If a check fails, don’t press on. Roll back the last change using the backup. That is often the fastest fix.
If it breaks
Expect breakage. Expect fixable breakage.
- Fall back to TTY
- Press Ctrl+Alt+F2 to reach TTY. Login with your user.
- From here you can restore configs or uninstall problem packages.
- Restore configs
mv ~/.config ~/.config.bad
thenmv ~/.config.bak ~/.config
- Restart the display manager:
sudo systemctl restart gdm
- Verification: graphical session appears or
systemctl status gdm
shows active.
- Remove a broken package
sudo pacman -Rns <package>
- If dependencies were pulled in that you want back, reinstall them selectively.

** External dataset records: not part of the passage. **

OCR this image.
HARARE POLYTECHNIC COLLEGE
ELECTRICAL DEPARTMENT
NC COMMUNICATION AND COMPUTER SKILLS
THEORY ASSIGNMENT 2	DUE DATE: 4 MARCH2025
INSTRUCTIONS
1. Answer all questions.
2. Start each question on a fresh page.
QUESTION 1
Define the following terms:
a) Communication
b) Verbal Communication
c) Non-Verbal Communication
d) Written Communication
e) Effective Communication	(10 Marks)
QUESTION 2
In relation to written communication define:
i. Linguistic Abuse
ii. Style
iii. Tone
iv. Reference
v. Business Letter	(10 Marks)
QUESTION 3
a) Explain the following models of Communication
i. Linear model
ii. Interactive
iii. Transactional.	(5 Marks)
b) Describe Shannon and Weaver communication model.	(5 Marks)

- Swap display manager temporarily
- Disable a broken DM:
sudo systemctl disable --now gdm
- Enable a known working one:
sudo systemctl enable --now lightdm
- Verification:
systemctl status lightdm
should be active.
- Disable a broken DM:
- Read logs
journalctl -xe
after a failed login will show why the greeter or shell failed.- Look for explicit errors such as missing shared objects or config parse failures.

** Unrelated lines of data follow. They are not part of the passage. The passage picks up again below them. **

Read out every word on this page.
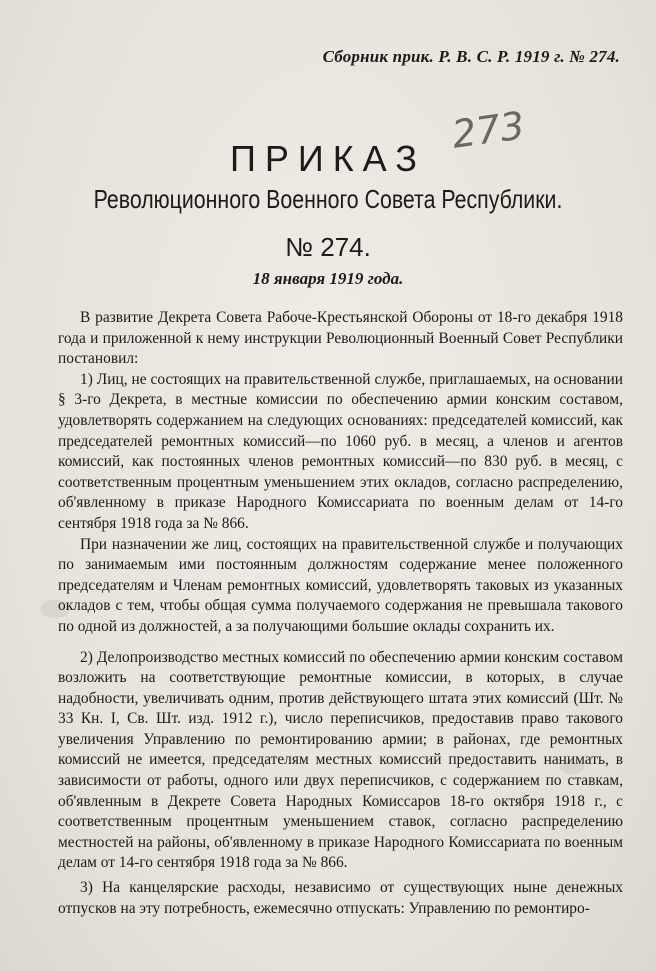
Сборник прик. Р. В. С. Р. 1919 г. № 274.
273
ПРИКАЗ
Революционного Военного Совета Республики.
№ 274.
18 января 1919 года.

В развитие Декрета Совета Рабоче-Крестьянской Обороны от 18-го декабря 1918 года и приложенной к нему инструкции Революционный Военный Совет Республики постановил:

1) Лиц, не состоящих на правительственной службе, приглашаемых, на основании § 3-го Декрета, в местные комиссии по обеспечению армии конским составом, удовлетворять содержанием на следующих основаниях: председателей комиссий, как председателей ремонтных комиссий—по 1060 руб. в месяц, а членов и агентов комиссий, как постоянных членов ремонтных комиссий—по 830 руб. в месяц, с соответственным процентным уменьшением этих окладов, согласно распределению, об'явленному в приказе Народного Комиссариата по военным делам от 14-го сентября 1918 года за № 866.

При назначении же лиц, состоящих на правительственной службе и получающих по занимаемым ими постоянным должностям содержание менее положенного председателям и Членам ремонтных комиссий, удовлетворять таковых из указанных окладов с тем, чтобы общая сумма получаемого содержания не превышала такового по одной из должностей, а за получающими большие оклады сохранить их.

2) Делопроизводство местных комиссий по обеспечению армии конским составом возложить на соответствующие ремонтные комиссии, в которых, в случае надобности, увеличивать одним, против действующего штата этих комиссий (Шт. № 33 Кн. I, Св. Шт. изд. 1912 г.), число переписчиков, предоставив право такового увеличения Управлению по ремонтированию армии; в районах, где ремонтных комиссий не имеется, председателям местных комиссий предоставить нанимать, в зависимости от работы, одного или двух переписчиков, с содержанием по ставкам, об'явленным в Декрете Совета Народных Комиссаров 18-го октября 1918 г., с соответственным процентным уменьшением ставок, согласно распределению местностей на районы, об'явленному в приказе Народного Комиссариата по военным делам от 14-го сентября 1918 года за № 866.

3) На канцелярские расходы, независимо от существующих ныне денежных отпусков на эту потребность, ежемесячно отпускать: Управлению по ремонтиро-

If nothing fixes it, use your live USB, mount the root partition and copy the backup /etc.bak
and /home/<user>/.config.bak
back in place.
Final takeaways: customise in small, reversible steps. Backups are cheap and fast. Test each change with a clear verification command or UI check. That keeps customising Arch Linux practical rather than painful.